舞台がフロリダというのもあるのかもしれないけど。メインキャラはアフリカ系なのだけど、かなり裕福な家庭で、家は吹き抜け階段のある豪邸で、トレーニングスペースまである。前半の主役である兄はスポーツエリートでピアノも華麗にひきこなす。そして彼女はイタリア系(たぶん)。
後半の主役である妹の彼氏はヨーロッパ系であまり裕福な家庭ではない。アフリカ系で裕福な家庭というイメージやミックスレースのカップルに、ちょっとでも驚いた自分が、いかにステレオタイプのイメージに縛られていたかあらためて気付かされた次第。
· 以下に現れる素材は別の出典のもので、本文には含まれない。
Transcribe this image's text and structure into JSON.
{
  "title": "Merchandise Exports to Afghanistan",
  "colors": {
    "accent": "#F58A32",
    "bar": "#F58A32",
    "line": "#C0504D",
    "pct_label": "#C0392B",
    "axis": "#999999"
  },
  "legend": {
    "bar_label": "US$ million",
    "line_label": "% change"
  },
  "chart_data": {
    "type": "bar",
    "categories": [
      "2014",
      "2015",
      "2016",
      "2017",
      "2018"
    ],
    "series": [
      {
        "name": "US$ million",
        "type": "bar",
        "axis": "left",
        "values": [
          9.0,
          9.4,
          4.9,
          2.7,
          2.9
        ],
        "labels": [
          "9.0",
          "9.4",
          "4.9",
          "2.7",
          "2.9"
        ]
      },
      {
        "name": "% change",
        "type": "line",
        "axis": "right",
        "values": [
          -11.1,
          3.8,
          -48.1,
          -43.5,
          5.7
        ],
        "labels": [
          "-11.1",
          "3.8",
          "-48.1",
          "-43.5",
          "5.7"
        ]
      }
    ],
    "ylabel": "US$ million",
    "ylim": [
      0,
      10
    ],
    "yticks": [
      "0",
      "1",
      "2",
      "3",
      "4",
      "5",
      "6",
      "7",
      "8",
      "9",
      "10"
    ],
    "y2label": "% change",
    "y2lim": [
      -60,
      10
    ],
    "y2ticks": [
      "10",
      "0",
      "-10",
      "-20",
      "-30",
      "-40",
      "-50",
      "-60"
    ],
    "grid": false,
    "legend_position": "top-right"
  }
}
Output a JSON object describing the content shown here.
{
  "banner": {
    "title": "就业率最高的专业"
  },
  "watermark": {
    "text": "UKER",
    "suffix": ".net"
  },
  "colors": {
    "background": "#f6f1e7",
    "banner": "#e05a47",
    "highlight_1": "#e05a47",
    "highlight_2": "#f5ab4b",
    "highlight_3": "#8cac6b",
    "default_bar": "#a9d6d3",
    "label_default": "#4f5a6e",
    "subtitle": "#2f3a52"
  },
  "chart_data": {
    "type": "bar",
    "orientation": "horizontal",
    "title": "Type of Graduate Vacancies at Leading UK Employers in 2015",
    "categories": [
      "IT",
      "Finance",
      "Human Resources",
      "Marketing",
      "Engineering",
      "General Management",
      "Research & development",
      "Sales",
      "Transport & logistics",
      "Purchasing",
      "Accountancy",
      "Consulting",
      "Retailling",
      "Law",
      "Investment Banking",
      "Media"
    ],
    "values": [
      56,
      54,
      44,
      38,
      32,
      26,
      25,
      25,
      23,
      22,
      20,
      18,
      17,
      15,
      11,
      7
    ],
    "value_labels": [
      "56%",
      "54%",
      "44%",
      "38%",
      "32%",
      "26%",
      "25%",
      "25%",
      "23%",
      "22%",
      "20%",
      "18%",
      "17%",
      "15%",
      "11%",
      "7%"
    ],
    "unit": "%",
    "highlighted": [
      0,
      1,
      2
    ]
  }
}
充分劇的なことが起こっているのに、いわゆる物語ではなくリアルを感じたのは、登場人物が言葉が整った台詞で語り合うというよりも、断片的な言葉やチャットで事態が見えてくる作りのせいかもしれない。よく考えてみると、現実の世界では、人はあまり、ちゃんと内容の整った文章で会話していない。こうした台詞の短さや少なさが「リアル感」を感じさせたのかもしれない。

台詞では語られなくても、演出は細かい。

360度ぐるぐるカメラは、兄の「わが世の春」感を象徴しているようにも見える。
気分とシンクロする画面サイズ。
そして妹の描写も丁寧。
周りを伺いながらおどおどしている頃はひっつめ髪なのだけど、それが恋人を得て心理的に解放されるとフワフワ髪に変わる。

人工的で美しいのになんだかすごくリアル感がある不思議な映画。

セットリストのほとんど知らない曲だったけど良かった。
多分詩が内容とシンクロしてると思われるので
できれば全部訳詩入れて欲しかったかな。